Un plan de 885 millions $ pour électrifier les transports à Montréal

Gabriel Beauchemin
Bornes de recharge, parcoverts, autobus électriques: la mairesse de Montréal, Valérie Plante, a annoncé, cet après-midi, la Stratégie d’électrification des transports 2021-2023 de la métropole, qui comprend des investissements de 885 millions $.
Parmi les mesures proposées, qui concernent autant le transport collectif qu’individuel, la Ville souhaite notamment augmenter le nombre d’autobus électriques de la Société de transport de Montréal (STM) et mettre en place des «parcoverts» au centre-ville, des parcomètres accessibles uniquement aux voitures électriques.

Cette stratégie, étalée sur trois ans et comportant 23 objectifs, a été développée avec près d’une cinquantaine de partenaires, dont la STM, Hydro-Québec et Communauto Québec. Elle s’inscrit dans le cadre du Plan climat 2020-2030 de Montréal, dévoilé en décembre dernier.
«C’est un peu comme un électrochoc, a indiqué d’emblée la mairesse. Quand on regarde les secteurs qui émettent le plus de gaz à effet de serre, eh bien, c’est le transport qui est en haut de la liste. Ça représente plus de 40% des émissions, c’est le secteur auquel on doit s’attaquer pour atteindre nos cibles», a-t-elle mentionné.
Parcoverts
Pour atteindre ces cibles, Mme Plante a souligné à quelques reprises l’importance de faciliter la vie aux automobilistes qui conduisent une voiture électrique. Comment? En leur réservant des places de stationnement, entre autres mesures.
«On va créer des espaces de parcomètres réservés aux détenteurs de véhicules électriques, a-t-elle indiqué. On commence avec 66 places réparties sur 34 sites au centre-ville, dans Ville-Marie, puis le nombre de parcoverts est appelé à croître.»
Ces places de stationnement seront la plupart du temps adjacentes aux bornes de recharge, a-t-elle souligné.
660 bornes de recharge
La Ville prévoit également l’ajout de 660 bornes de recharge pour véhicules électriques, dont 60 bornes de recharge rapide d’ici 2023. Encore une fois, l’objectif est d’encourager la transition vers les véhicules électriques.
L’installation d’infrastructures électriques permettant la recharge sera également imposée dans les nouveaux immeubles résidentiels construits à Montréal. «Ça va devenir une règle, quelque chose qui va aller de soi, pour justement encourager cette transition», a indiqué la mairesse.
Dans son plan climat, la Ville de Montréal s’est donné comme objectif que 47% de son parc automobile soit électrique d’ici 2030
Le Plan pour une économie verte, dévoilé par le gouvernement du Québec en novembre dernier, prévoit pour sa part l’interdiction de véhicules à essence neufs à partir de 2035 et vise à ce que 1,5 million de véhicules électriques circulent sur les routes du Québec en 2030.
Des BIXI et des autobus électriques
La Stratégie dévoilée lundi comprend également des investissements en transport en commun pour permettre l’achat d’autobus électriques. Elle vise la mise en service de 30 autobus réguliers électriques à grande autonomie ainsi que l’ajout de quatre autobus électriques à recharge rapide pour compléter l’électrification de la ligne 36 de la STM, entre le métro Angrignon et le square Victoria.
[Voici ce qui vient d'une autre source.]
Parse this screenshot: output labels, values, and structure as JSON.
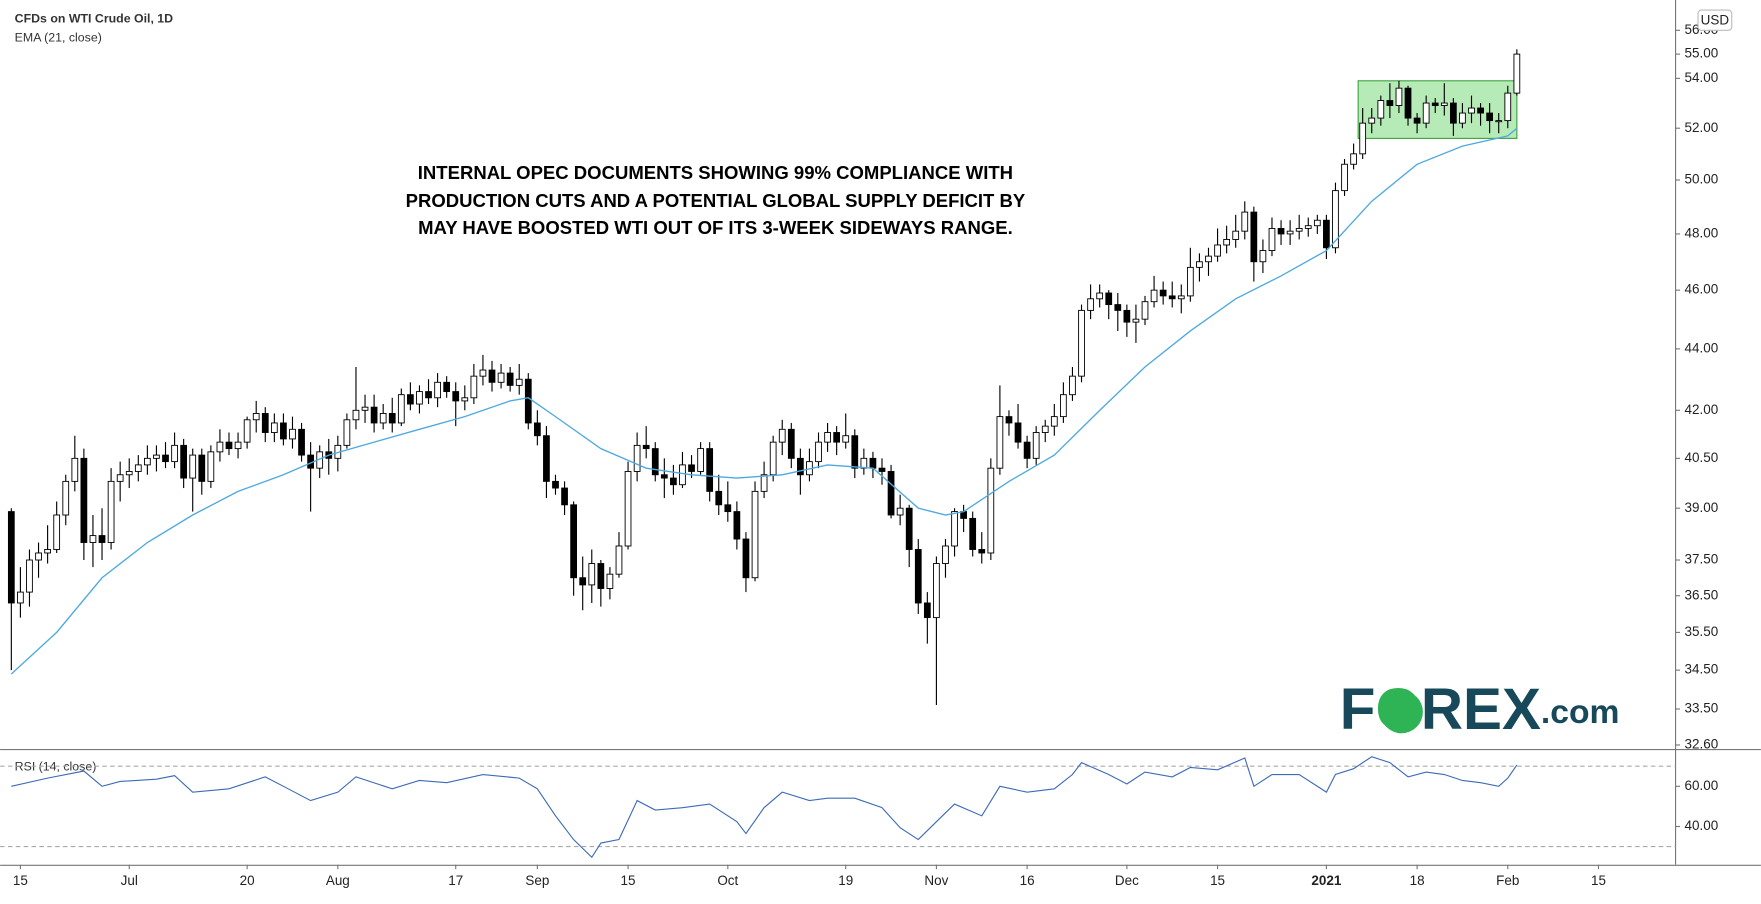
{
  "chart_data": {
    "type": "candlestick",
    "title": "CFDs on WTI Crude Oil, 1D",
    "currency": "USD",
    "annotation": [
      "INTERNAL OPEC DOCUMENTS SHOWING 99% COMPLIANCE WITH",
      "PRODUCTION CUTS AND A POTENTIAL GLOBAL SUPPLY DEFICIT BY",
      "MAY HAVE BOOSTED WTI OUT OF ITS 3-WEEK SIDEWAYS RANGE."
    ],
    "logo": [
      "F",
      "O",
      "REX",
      ".com"
    ],
    "log_scale": true,
    "up_color": "#ffffff",
    "down_color": "#000000",
    "xlim": [
      -1.24,
      183.5
    ],
    "xticks": [
      {
        "value": 1,
        "label": "15"
      },
      {
        "value": 13,
        "label": "Jul"
      },
      {
        "value": 26,
        "label": "20"
      },
      {
        "value": 36,
        "label": "Aug"
      },
      {
        "value": 49,
        "label": "17"
      },
      {
        "value": 58,
        "label": "Sep"
      },
      {
        "value": 68,
        "label": "15"
      },
      {
        "value": 79,
        "label": "Oct"
      },
      {
        "value": 92,
        "label": "19"
      },
      {
        "value": 102,
        "label": "Nov"
      },
      {
        "value": 112,
        "label": "16"
      },
      {
        "value": 123,
        "label": "Dec"
      },
      {
        "value": 133,
        "label": "15"
      },
      {
        "value": 145,
        "label": "2021"
      },
      {
        "value": 155,
        "label": "18"
      },
      {
        "value": 165,
        "label": "Feb"
      },
      {
        "value": 175,
        "label": "15"
      }
    ],
    "ylim": [
      32.5,
      57.3
    ],
    "yticks": [
      {
        "value": 32.6,
        "label": "32.60"
      },
      {
        "value": 33.5,
        "label": "33.50"
      },
      {
        "value": 34.5,
        "label": "34.50"
      },
      {
        "value": 35.5,
        "label": "35.50"
      },
      {
        "value": 36.5,
        "label": "36.50"
      },
      {
        "value": 37.5,
        "label": "37.50"
      },
      {
        "value": 39,
        "label": "39.00"
      },
      {
        "value": 40.5,
        "label": "40.50"
      },
      {
        "value": 42,
        "label": "42.00"
      },
      {
        "value": 44,
        "label": "44.00"
      },
      {
        "value": 46,
        "label": "46.00"
      },
      {
        "value": 48,
        "label": "48.00"
      },
      {
        "value": 50,
        "label": "50.00"
      },
      {
        "value": 52,
        "label": "52.00"
      },
      {
        "value": 54,
        "label": "54.00"
      },
      {
        "value": 55,
        "label": "55.00"
      },
      {
        "value": 56,
        "label": "56.00"
      }
    ],
    "highlight": {
      "xlim": [
        148.5,
        166
      ],
      "ylim": [
        51.6,
        53.9
      ],
      "color": "#9de39d"
    },
    "candles": [
      [
        38.9,
        39.0,
        34.5,
        36.3
      ],
      [
        36.3,
        37.3,
        35.9,
        36.6
      ],
      [
        36.6,
        37.8,
        36.2,
        37.5
      ],
      [
        37.5,
        38.0,
        37.0,
        37.7
      ],
      [
        37.7,
        38.5,
        37.4,
        37.8
      ],
      [
        37.8,
        39.2,
        37.7,
        38.8
      ],
      [
        38.8,
        40.0,
        38.5,
        39.8
      ],
      [
        39.8,
        41.2,
        39.5,
        40.5
      ],
      [
        40.5,
        40.8,
        37.5,
        38.0
      ],
      [
        38.0,
        38.8,
        37.3,
        38.2
      ],
      [
        38.2,
        39.0,
        37.5,
        38.0
      ],
      [
        38.0,
        40.2,
        37.8,
        39.8
      ],
      [
        39.8,
        40.4,
        39.2,
        40.0
      ],
      [
        40.0,
        40.5,
        39.6,
        40.1
      ],
      [
        40.1,
        40.6,
        39.8,
        40.3
      ],
      [
        40.3,
        40.9,
        40.0,
        40.5
      ],
      [
        40.5,
        40.9,
        40.1,
        40.6
      ],
      [
        40.6,
        41.0,
        40.2,
        40.4
      ],
      [
        40.4,
        41.3,
        40.2,
        40.9
      ],
      [
        40.9,
        41.1,
        39.6,
        39.9
      ],
      [
        39.9,
        40.8,
        38.9,
        40.6
      ],
      [
        40.6,
        40.8,
        39.4,
        39.8
      ],
      [
        39.8,
        40.9,
        39.6,
        40.7
      ],
      [
        40.7,
        41.4,
        40.4,
        41.0
      ],
      [
        41.0,
        41.3,
        40.6,
        40.8
      ],
      [
        40.8,
        41.3,
        40.5,
        41.0
      ],
      [
        41.0,
        41.8,
        40.8,
        41.7
      ],
      [
        41.7,
        42.3,
        41.3,
        41.9
      ],
      [
        41.9,
        42.1,
        41.0,
        41.3
      ],
      [
        41.3,
        41.9,
        41.0,
        41.6
      ],
      [
        41.6,
        41.9,
        40.9,
        41.1
      ],
      [
        41.1,
        41.8,
        40.8,
        41.4
      ],
      [
        41.4,
        41.6,
        40.4,
        40.6
      ],
      [
        40.6,
        41.0,
        38.9,
        40.2
      ],
      [
        40.2,
        40.9,
        39.9,
        40.7
      ],
      [
        40.7,
        41.1,
        40.0,
        40.5
      ],
      [
        40.5,
        41.2,
        40.1,
        40.9
      ],
      [
        40.9,
        41.9,
        40.8,
        41.7
      ],
      [
        41.7,
        43.4,
        41.4,
        42.0
      ],
      [
        42.0,
        42.5,
        41.6,
        42.1
      ],
      [
        42.1,
        42.5,
        41.3,
        41.6
      ],
      [
        41.6,
        42.2,
        41.4,
        41.9
      ],
      [
        41.9,
        42.4,
        41.3,
        41.6
      ],
      [
        41.6,
        42.7,
        41.5,
        42.5
      ],
      [
        42.5,
        42.9,
        42.0,
        42.2
      ],
      [
        42.2,
        42.8,
        41.9,
        42.6
      ],
      [
        42.6,
        43.0,
        42.2,
        42.4
      ],
      [
        42.4,
        43.2,
        42.1,
        42.9
      ],
      [
        42.9,
        43.1,
        42.4,
        42.6
      ],
      [
        42.6,
        42.9,
        41.5,
        42.3
      ],
      [
        42.3,
        42.8,
        42.0,
        42.4
      ],
      [
        42.4,
        43.5,
        42.2,
        43.1
      ],
      [
        43.1,
        43.8,
        42.8,
        43.3
      ],
      [
        43.3,
        43.6,
        42.6,
        42.9
      ],
      [
        42.9,
        43.5,
        42.7,
        43.2
      ],
      [
        43.2,
        43.4,
        42.6,
        42.8
      ],
      [
        42.8,
        43.5,
        42.5,
        43.0
      ],
      [
        43.0,
        43.2,
        41.4,
        41.6
      ],
      [
        41.6,
        42.0,
        40.9,
        41.2
      ],
      [
        41.2,
        41.5,
        39.3,
        39.8
      ],
      [
        39.8,
        40.0,
        39.4,
        39.6
      ],
      [
        39.6,
        39.8,
        38.8,
        39.1
      ],
      [
        39.1,
        39.2,
        36.5,
        37.0
      ],
      [
        37.0,
        37.6,
        36.1,
        36.8
      ],
      [
        36.8,
        37.8,
        36.3,
        37.4
      ],
      [
        37.4,
        37.5,
        36.2,
        36.7
      ],
      [
        36.7,
        37.3,
        36.4,
        37.1
      ],
      [
        37.1,
        38.3,
        37.0,
        37.9
      ],
      [
        37.9,
        40.4,
        37.8,
        40.1
      ],
      [
        40.1,
        41.3,
        39.8,
        40.9
      ],
      [
        40.9,
        41.5,
        40.5,
        40.8
      ],
      [
        40.8,
        41.0,
        39.8,
        40.0
      ],
      [
        40.0,
        40.5,
        39.3,
        39.9
      ],
      [
        39.9,
        40.3,
        39.4,
        39.7
      ],
      [
        39.7,
        40.7,
        39.6,
        40.3
      ],
      [
        40.3,
        40.6,
        39.9,
        40.1
      ],
      [
        40.1,
        41.0,
        40.0,
        40.8
      ],
      [
        40.8,
        41.0,
        39.2,
        39.5
      ],
      [
        39.5,
        40.0,
        38.8,
        39.1
      ],
      [
        39.1,
        39.8,
        38.6,
        38.9
      ],
      [
        38.9,
        39.2,
        37.8,
        38.1
      ],
      [
        38.1,
        38.3,
        36.6,
        37.0
      ],
      [
        37.0,
        39.8,
        36.9,
        39.5
      ],
      [
        39.5,
        40.4,
        39.3,
        40.0
      ],
      [
        40.0,
        41.2,
        39.8,
        41.0
      ],
      [
        41.0,
        41.7,
        40.6,
        41.4
      ],
      [
        41.4,
        41.6,
        40.2,
        40.5
      ],
      [
        40.5,
        40.8,
        39.4,
        40.0
      ],
      [
        40.0,
        40.8,
        39.8,
        40.4
      ],
      [
        40.4,
        41.3,
        40.2,
        41.0
      ],
      [
        41.0,
        41.6,
        40.7,
        41.3
      ],
      [
        41.3,
        41.5,
        40.6,
        41.0
      ],
      [
        41.0,
        41.9,
        40.8,
        41.2
      ],
      [
        41.2,
        41.4,
        39.9,
        40.2
      ],
      [
        40.2,
        40.8,
        40.0,
        40.5
      ],
      [
        40.5,
        40.7,
        39.9,
        40.2
      ],
      [
        40.2,
        40.5,
        39.7,
        40.1
      ],
      [
        40.1,
        40.3,
        38.7,
        38.8
      ],
      [
        38.8,
        39.4,
        38.5,
        39.0
      ],
      [
        39.0,
        39.1,
        37.3,
        37.8
      ],
      [
        37.8,
        38.1,
        36.0,
        36.3
      ],
      [
        36.3,
        36.6,
        35.2,
        35.9
      ],
      [
        35.9,
        37.6,
        33.6,
        37.4
      ],
      [
        37.4,
        38.1,
        37.0,
        37.9
      ],
      [
        37.9,
        39.0,
        37.6,
        38.9
      ],
      [
        38.9,
        39.1,
        38.3,
        38.7
      ],
      [
        38.7,
        38.9,
        37.6,
        37.8
      ],
      [
        37.8,
        38.3,
        37.4,
        37.7
      ],
      [
        37.7,
        40.5,
        37.5,
        40.2
      ],
      [
        40.2,
        42.8,
        40.0,
        41.8
      ],
      [
        41.8,
        42.0,
        41.2,
        41.6
      ],
      [
        41.6,
        42.2,
        40.8,
        41.0
      ],
      [
        41.0,
        41.2,
        40.2,
        40.5
      ],
      [
        40.5,
        41.5,
        40.3,
        41.3
      ],
      [
        41.3,
        41.7,
        41.0,
        41.5
      ],
      [
        41.5,
        42.2,
        41.2,
        41.8
      ],
      [
        41.8,
        42.9,
        41.6,
        42.5
      ],
      [
        42.5,
        43.4,
        42.3,
        43.1
      ],
      [
        43.1,
        45.5,
        42.9,
        45.3
      ],
      [
        45.3,
        46.2,
        45.0,
        45.7
      ],
      [
        45.7,
        46.2,
        45.4,
        45.9
      ],
      [
        45.9,
        46.0,
        45.0,
        45.5
      ],
      [
        45.5,
        45.9,
        44.6,
        45.3
      ],
      [
        45.3,
        45.5,
        44.4,
        44.9
      ],
      [
        44.9,
        45.5,
        44.2,
        45.0
      ],
      [
        45.0,
        45.8,
        44.8,
        45.6
      ],
      [
        45.6,
        46.5,
        45.4,
        46.0
      ],
      [
        46.0,
        46.3,
        45.5,
        45.8
      ],
      [
        45.8,
        46.3,
        45.4,
        45.7
      ],
      [
        45.7,
        46.2,
        45.2,
        45.8
      ],
      [
        45.8,
        47.5,
        45.6,
        46.8
      ],
      [
        46.8,
        47.3,
        46.3,
        47.0
      ],
      [
        47.0,
        47.5,
        46.5,
        47.2
      ],
      [
        47.2,
        48.2,
        47.0,
        47.6
      ],
      [
        47.6,
        48.3,
        47.3,
        47.8
      ],
      [
        47.8,
        48.7,
        47.5,
        48.1
      ],
      [
        48.1,
        49.2,
        47.8,
        48.8
      ],
      [
        48.8,
        49.0,
        46.3,
        47.0
      ],
      [
        47.0,
        47.8,
        46.6,
        47.4
      ],
      [
        47.4,
        48.6,
        47.2,
        48.2
      ],
      [
        48.2,
        48.5,
        47.6,
        48.0
      ],
      [
        48.0,
        48.5,
        47.6,
        48.1
      ],
      [
        48.1,
        48.7,
        47.8,
        48.2
      ],
      [
        48.2,
        48.6,
        47.9,
        48.3
      ],
      [
        48.3,
        48.7,
        48.0,
        48.5
      ],
      [
        48.5,
        48.7,
        47.1,
        47.5
      ],
      [
        47.5,
        49.9,
        47.3,
        49.6
      ],
      [
        49.6,
        50.8,
        49.4,
        50.6
      ],
      [
        50.6,
        51.4,
        50.4,
        51.0
      ],
      [
        51.0,
        52.8,
        50.8,
        52.2
      ],
      [
        52.2,
        52.8,
        51.8,
        52.4
      ],
      [
        52.4,
        53.3,
        52.1,
        53.1
      ],
      [
        53.1,
        53.8,
        52.4,
        52.9
      ],
      [
        52.9,
        53.9,
        52.6,
        53.6
      ],
      [
        53.6,
        53.7,
        52.1,
        52.4
      ],
      [
        52.4,
        52.6,
        51.8,
        52.2
      ],
      [
        52.2,
        53.3,
        52.0,
        53.0
      ],
      [
        53.0,
        53.2,
        52.6,
        52.9
      ],
      [
        52.9,
        53.8,
        52.5,
        53.0
      ],
      [
        53.0,
        53.2,
        51.7,
        52.2
      ],
      [
        52.2,
        53.0,
        52.0,
        52.6
      ],
      [
        52.6,
        53.3,
        52.2,
        52.8
      ],
      [
        52.8,
        53.0,
        52.1,
        52.6
      ],
      [
        52.6,
        53.0,
        51.8,
        52.3
      ],
      [
        52.3,
        52.6,
        51.8,
        52.3
      ],
      [
        52.3,
        53.7,
        52.0,
        53.4
      ],
      [
        53.4,
        55.2,
        53.3,
        55.0
      ]
    ],
    "ema": {
      "name": "EMA (21, close)",
      "color": "#4ea9e0",
      "x": [
        0,
        5,
        10,
        15,
        20,
        25,
        30,
        35,
        40,
        45,
        50,
        55,
        57,
        60,
        65,
        70,
        75,
        80,
        85,
        90,
        95,
        100,
        103,
        105,
        110,
        115,
        120,
        125,
        130,
        135,
        140,
        145,
        150,
        155,
        160,
        165,
        166
      ],
      "values": [
        34.4,
        35.5,
        37.0,
        38.0,
        38.8,
        39.5,
        40.0,
        40.6,
        41.0,
        41.4,
        41.8,
        42.3,
        42.4,
        41.8,
        40.8,
        40.2,
        40.0,
        39.9,
        40.0,
        40.3,
        40.2,
        39.0,
        38.8,
        38.9,
        39.8,
        40.6,
        42.0,
        43.4,
        44.6,
        45.7,
        46.5,
        47.4,
        49.2,
        50.6,
        51.3,
        51.7,
        52.0
      ]
    },
    "rsi": {
      "name": "RSI (14, close)",
      "color": "#3d6ab8",
      "ylim": [
        21,
        78
      ],
      "yticks": [
        {
          "value": 60,
          "label": "60.00"
        },
        {
          "value": 40,
          "label": "40.00"
        }
      ],
      "levels": [
        70,
        30
      ],
      "x": [
        0,
        4,
        8,
        10,
        12,
        16,
        18,
        20,
        24,
        28,
        30,
        33,
        36,
        38,
        42,
        45,
        48,
        52,
        56,
        58,
        60,
        62,
        64,
        65,
        67,
        69,
        71,
        74,
        77,
        80,
        81,
        83,
        85,
        88,
        90,
        93,
        96,
        98,
        100,
        102,
        104,
        107,
        109,
        112,
        115,
        117,
        118,
        121,
        123,
        125,
        128,
        130,
        133,
        136,
        137,
        139,
        142,
        145,
        146,
        148,
        150,
        152,
        154,
        156,
        158,
        160,
        162,
        164,
        165,
        166
      ],
      "values": [
        60,
        64.1,
        67.6,
        60,
        62.4,
        63.5,
        65.3,
        57.1,
        58.8,
        64.7,
        60,
        52.9,
        57.1,
        64.7,
        58.8,
        62.9,
        61.8,
        65.9,
        64.1,
        58.8,
        45.3,
        33.5,
        24.7,
        31.8,
        33.5,
        52.9,
        48.2,
        49.4,
        51.2,
        42.4,
        36.5,
        49.4,
        57.1,
        52.9,
        54.1,
        54.1,
        49.4,
        39.4,
        33.5,
        42.4,
        51.2,
        45.3,
        60,
        57.1,
        58.8,
        65.9,
        71.8,
        65.9,
        61.2,
        67.1,
        64.7,
        69.4,
        68.2,
        74.1,
        60,
        65.9,
        65.9,
        57.1,
        65.9,
        68.8,
        74.7,
        71.8,
        64.7,
        67.1,
        65.9,
        62.9,
        61.8,
        60,
        64.1,
        70.6
      ]
    }
  }
}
Des investissements sont également prévus pour mettre à niveau les installations et les garages de la STM pour qu’ils soient en mesure d’accueillir ces nouveaux autobus électriques.
«Notre objectif, celui de la Ville et de la STM, c’est d’acquérir des autobus électriques, seulement électriques, d’ici 2025», a souligné la mairesse Valérie Plante.

La Ville souhaite également faire passer la flotte de BIXI électriques à 2100, soit 200 de plus que les 1900 actuellement disponibles.
«Le compte à rebours vers la fin des véhicules à essence»
Le Conseil régional de l’environnement de Montréal (CRE-Montréal) a salué, à travers un communiqué, la Stratégie d’électrification des transports de la métropole.
«Le compte à rebours vers la fin de la vente de véhicules à essence en 2035 est lancé, a déclaré Blaise Rémillard, responsable transport et urbanisme du CRE-Montréal. Avec cette stratégie, la ville de Montréal affirme sa position de leader de l’électromobilité sans pour autant escamoter les questions importantes ou le faire au détriment des modes les plus écologiques comme la marche et le vélo.»